The best books I read in 2013

  • The Best American Essays 2012, edited by David Brooks. I read a lot of these kind of collections of shorter nonfiction pieces, but this one really stood out in terms of consistency and quality. I often find Brooks’ columns annoying but he did a great job selecting interesting and well written essays (the 2011 edition by contrast was awful).
  • Essays in Biography, by Joseph Epstein. More than just an essay collection, almost a potted history of mid-twentieth century intellectual life. Epstein is always a great writer and his personal takes on various figures, while not exactly biographies, are unsparing and insightful.
  • A Time of Gifts and Between the Woods and the Water, by Patrick Leigh Fermor. Possibly the best travel writing ever, and I generally despise travel writing. Spectacular prose and a fascinating window onto prewar Europe.
  • Engineers of Victory: the Problem Solvers Who Turned the Tide in the Second World War, by Paul Kennedy. A fascinating analytical history of the second world war that takes the focus away from generals and presidents treats it as a series of problems to be solved, and details just how they were solved. A great read.
  • Freedom From Fear: the American People in Depression and War 1929-1945, by David M. Kennedy. A prize-winning history of the 1930s and 1940s that is always lively, interesting and keeps you turning the pages. The standout for me, having read a lot of more economic histories of the Great Depression, is the discussion of politics and social change in the 1930s.

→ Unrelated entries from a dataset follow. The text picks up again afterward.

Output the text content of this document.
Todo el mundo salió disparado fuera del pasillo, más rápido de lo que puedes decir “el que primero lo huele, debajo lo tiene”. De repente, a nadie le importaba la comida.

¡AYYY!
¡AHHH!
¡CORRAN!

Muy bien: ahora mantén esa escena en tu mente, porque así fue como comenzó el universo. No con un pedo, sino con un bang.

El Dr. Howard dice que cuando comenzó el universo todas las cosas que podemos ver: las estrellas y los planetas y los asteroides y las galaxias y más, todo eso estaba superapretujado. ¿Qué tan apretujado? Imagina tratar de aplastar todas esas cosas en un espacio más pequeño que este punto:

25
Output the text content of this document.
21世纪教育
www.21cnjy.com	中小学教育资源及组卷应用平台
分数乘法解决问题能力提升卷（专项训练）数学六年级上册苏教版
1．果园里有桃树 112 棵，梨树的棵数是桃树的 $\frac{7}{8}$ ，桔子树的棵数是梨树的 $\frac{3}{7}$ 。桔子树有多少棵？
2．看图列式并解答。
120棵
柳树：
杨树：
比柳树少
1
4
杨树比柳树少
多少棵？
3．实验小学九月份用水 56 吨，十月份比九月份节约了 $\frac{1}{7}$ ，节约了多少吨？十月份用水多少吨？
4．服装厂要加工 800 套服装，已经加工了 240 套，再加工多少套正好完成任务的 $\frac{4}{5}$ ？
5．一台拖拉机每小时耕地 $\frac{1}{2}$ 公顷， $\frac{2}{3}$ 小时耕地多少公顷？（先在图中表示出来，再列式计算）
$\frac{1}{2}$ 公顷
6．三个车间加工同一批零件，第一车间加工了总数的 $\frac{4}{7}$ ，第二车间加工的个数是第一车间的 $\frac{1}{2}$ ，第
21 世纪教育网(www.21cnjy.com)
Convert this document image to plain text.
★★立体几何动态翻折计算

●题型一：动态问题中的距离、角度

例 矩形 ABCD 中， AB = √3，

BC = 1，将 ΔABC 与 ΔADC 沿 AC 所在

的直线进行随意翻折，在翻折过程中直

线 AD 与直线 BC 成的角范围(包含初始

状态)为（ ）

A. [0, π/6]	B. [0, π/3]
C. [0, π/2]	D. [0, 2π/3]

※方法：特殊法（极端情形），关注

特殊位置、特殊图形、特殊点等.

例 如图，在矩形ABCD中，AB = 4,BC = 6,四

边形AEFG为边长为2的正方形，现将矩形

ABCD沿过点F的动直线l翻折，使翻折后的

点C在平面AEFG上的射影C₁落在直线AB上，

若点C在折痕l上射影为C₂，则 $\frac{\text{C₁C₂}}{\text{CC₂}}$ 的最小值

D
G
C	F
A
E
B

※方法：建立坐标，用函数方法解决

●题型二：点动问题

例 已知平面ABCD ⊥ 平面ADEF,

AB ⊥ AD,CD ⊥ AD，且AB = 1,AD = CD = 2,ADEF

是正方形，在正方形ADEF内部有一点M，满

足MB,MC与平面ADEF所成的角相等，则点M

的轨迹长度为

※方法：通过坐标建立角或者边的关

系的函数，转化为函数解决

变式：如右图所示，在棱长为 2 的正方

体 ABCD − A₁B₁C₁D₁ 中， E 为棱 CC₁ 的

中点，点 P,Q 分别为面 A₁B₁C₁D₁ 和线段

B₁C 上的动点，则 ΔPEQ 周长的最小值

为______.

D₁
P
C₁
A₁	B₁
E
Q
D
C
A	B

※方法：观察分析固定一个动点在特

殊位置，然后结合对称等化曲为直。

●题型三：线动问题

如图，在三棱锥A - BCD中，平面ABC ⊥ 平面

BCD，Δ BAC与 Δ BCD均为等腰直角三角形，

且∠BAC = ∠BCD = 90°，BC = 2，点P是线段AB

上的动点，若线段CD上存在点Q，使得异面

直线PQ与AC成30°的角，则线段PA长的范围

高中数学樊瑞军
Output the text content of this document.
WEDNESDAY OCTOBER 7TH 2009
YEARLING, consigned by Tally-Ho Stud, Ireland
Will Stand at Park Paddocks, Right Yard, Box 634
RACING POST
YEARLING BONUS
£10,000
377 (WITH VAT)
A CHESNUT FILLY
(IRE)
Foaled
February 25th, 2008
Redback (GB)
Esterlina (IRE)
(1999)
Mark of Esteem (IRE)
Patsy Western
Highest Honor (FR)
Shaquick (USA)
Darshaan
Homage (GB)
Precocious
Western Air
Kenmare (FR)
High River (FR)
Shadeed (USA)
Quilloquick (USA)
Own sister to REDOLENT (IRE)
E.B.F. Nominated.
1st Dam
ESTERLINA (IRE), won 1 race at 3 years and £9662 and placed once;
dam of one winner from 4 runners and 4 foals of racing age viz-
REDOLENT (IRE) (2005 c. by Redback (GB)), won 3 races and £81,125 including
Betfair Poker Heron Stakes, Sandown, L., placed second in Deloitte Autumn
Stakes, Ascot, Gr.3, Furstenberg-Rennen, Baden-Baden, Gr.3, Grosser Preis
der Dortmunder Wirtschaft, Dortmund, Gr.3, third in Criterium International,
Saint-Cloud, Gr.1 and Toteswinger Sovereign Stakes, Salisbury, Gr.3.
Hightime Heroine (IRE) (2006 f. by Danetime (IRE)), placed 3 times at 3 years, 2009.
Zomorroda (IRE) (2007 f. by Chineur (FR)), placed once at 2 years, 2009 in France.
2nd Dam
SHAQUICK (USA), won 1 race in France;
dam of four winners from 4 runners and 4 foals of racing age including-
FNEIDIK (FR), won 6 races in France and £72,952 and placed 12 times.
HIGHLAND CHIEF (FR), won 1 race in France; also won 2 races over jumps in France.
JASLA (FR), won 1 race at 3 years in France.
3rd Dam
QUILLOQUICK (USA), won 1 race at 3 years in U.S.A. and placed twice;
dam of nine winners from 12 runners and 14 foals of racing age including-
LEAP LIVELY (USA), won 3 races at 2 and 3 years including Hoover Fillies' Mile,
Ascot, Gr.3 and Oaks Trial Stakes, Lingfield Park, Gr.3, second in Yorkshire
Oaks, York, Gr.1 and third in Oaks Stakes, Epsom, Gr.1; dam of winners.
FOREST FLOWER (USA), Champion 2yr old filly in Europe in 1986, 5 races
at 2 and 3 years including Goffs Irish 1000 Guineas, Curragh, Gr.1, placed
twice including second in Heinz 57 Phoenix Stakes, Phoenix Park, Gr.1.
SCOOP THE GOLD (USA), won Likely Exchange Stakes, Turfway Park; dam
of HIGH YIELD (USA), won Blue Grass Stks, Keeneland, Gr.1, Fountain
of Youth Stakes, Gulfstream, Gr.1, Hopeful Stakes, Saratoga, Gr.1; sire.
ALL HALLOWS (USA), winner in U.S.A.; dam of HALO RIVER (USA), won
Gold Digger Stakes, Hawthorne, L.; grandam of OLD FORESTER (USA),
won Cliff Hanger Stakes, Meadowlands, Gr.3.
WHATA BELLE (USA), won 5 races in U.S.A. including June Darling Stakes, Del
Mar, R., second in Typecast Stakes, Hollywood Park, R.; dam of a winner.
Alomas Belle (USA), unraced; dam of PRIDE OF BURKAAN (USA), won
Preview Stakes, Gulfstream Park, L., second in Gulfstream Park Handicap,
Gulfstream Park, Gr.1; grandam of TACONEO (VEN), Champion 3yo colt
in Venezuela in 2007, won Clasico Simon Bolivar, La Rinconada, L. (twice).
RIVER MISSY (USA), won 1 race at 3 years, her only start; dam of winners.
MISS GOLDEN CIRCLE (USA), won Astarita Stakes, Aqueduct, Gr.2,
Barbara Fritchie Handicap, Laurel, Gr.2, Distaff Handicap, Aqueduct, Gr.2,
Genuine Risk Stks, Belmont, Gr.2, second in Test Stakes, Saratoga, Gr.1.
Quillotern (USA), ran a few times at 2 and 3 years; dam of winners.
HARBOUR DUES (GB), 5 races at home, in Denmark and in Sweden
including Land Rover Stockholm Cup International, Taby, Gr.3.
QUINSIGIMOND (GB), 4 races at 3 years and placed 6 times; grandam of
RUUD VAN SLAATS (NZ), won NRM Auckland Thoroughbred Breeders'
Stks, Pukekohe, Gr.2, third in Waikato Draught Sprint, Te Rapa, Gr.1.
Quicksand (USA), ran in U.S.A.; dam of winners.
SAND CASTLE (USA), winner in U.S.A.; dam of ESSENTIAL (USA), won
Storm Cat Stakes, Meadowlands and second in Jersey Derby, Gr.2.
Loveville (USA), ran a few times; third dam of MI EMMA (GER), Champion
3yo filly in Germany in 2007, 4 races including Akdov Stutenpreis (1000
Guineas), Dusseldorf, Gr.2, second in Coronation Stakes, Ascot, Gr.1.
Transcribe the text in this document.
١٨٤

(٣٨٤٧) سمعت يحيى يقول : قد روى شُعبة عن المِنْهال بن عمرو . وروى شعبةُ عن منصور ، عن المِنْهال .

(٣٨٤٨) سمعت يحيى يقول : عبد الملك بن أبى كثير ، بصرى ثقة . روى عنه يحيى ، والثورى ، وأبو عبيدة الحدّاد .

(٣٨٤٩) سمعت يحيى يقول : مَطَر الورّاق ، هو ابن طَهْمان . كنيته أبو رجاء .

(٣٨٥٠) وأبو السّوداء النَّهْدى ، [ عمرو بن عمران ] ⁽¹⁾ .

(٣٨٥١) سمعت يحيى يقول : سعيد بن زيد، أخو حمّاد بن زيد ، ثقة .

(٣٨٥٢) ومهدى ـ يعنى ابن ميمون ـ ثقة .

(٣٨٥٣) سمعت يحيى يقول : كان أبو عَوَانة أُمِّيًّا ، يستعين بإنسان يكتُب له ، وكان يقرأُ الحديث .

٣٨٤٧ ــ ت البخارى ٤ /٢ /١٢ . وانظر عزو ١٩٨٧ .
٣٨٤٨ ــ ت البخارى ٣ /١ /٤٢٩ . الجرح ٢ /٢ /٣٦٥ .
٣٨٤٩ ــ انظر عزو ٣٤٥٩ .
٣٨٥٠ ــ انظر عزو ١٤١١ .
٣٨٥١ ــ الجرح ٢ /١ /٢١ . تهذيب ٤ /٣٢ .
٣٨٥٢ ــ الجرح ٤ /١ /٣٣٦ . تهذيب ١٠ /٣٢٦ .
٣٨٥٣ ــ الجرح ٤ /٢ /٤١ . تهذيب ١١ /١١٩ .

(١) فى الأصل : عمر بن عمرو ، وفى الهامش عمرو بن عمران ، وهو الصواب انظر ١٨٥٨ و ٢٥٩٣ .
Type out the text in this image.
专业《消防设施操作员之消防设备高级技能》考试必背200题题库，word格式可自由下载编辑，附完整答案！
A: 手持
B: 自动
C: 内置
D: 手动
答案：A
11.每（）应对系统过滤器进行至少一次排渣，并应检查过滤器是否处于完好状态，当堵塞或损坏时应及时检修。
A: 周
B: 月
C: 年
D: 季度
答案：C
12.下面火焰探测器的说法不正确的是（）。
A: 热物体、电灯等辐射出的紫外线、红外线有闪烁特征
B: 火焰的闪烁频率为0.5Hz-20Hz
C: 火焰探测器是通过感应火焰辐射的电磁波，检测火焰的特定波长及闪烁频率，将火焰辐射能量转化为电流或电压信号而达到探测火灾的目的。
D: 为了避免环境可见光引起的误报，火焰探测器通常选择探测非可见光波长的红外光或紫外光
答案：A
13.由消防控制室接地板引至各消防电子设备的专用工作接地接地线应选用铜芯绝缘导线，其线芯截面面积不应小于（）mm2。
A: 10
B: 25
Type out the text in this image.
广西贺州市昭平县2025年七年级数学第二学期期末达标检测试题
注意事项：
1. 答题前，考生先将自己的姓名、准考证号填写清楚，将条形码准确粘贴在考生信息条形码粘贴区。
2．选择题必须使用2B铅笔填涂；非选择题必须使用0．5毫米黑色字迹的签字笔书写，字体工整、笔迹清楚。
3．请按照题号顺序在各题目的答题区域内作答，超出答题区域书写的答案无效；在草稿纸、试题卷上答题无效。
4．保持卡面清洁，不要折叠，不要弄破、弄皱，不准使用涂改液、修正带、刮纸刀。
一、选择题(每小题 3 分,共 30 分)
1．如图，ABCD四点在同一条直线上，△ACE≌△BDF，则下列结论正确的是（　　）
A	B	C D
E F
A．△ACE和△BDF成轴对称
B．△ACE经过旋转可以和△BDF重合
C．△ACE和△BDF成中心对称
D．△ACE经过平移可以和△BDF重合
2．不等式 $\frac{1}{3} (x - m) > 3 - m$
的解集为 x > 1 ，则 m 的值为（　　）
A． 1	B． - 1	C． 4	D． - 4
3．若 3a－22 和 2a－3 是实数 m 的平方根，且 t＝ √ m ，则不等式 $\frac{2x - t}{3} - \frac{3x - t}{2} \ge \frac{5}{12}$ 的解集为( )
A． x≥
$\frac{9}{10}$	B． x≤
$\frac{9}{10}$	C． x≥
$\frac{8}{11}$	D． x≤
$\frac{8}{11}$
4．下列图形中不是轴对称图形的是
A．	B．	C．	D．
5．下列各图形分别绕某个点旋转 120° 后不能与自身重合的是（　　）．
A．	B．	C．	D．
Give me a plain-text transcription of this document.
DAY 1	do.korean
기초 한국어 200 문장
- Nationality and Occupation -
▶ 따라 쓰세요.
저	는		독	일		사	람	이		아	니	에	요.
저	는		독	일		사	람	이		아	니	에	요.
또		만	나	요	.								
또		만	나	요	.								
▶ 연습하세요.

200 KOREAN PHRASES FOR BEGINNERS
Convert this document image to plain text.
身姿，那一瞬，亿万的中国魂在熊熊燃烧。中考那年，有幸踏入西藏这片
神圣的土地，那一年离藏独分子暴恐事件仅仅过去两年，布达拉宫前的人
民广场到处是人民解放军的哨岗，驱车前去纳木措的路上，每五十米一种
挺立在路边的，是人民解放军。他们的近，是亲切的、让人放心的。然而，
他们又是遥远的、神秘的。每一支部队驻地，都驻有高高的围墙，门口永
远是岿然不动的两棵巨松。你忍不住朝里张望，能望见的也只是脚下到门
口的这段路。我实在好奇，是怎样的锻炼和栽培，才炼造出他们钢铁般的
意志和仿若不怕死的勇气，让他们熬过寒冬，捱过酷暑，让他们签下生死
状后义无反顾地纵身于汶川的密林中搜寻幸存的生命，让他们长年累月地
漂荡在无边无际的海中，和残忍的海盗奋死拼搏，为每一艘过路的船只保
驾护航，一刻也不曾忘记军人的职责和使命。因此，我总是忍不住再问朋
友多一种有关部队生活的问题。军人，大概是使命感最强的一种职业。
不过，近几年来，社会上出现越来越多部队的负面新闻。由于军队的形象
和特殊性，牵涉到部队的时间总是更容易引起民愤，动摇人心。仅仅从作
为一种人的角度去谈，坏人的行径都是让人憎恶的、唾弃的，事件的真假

  • The Crisis of the Seventeenth Century, by Hugh Trevor-Roper. Classic historical essays that are still lively and fresh a half-century after their first appearance The first few especially are amazing pieces that read like whodunits as TR sorts through competing explanations for sweeping historical events before finally arriving, inevitably, at the solution.
  • Any Day Now, by Terry Bisson. A young man coming of age is caught up in the social turmoil of the 1960s; a familiar premise and you think you know where it is going, but trust me, you don’t.
  • Old Filth and The Man in the Wooden Hat and Last Friends, by Jane Gardam. A trilogy of sorts about a bunch of old English coots. Old Filth itself is a perfect novel, funny and wry and moving, and the subsequent books extend the story by considering it from different points of view.
  • Tinkers, by Paul Harding. A short and beautifully written book recounting an old man’s vivid memories at the end of his life.
  • The Expendable Man, by Dorothy B. Hughes. I thought I had read all the midcentury good noir out there but had missed this one — will not describe further for fear of spoiling the fantastic twist about a third of the way through that makes this much more than a mystery.
  • The Summer Isles, by Ian R. MacLeod. An unexpectedly moving and personal story set in a Britain that lost the first world war and became a fascist state.
  • Stoner, by John Williams. A perfect novel, hard to describe but wonderful in every way. The story of one ordinary man’s life and its disappointments. I realize that this is the second book on this list I called perfect, and in both cases it is fully warranted and not hyperbole.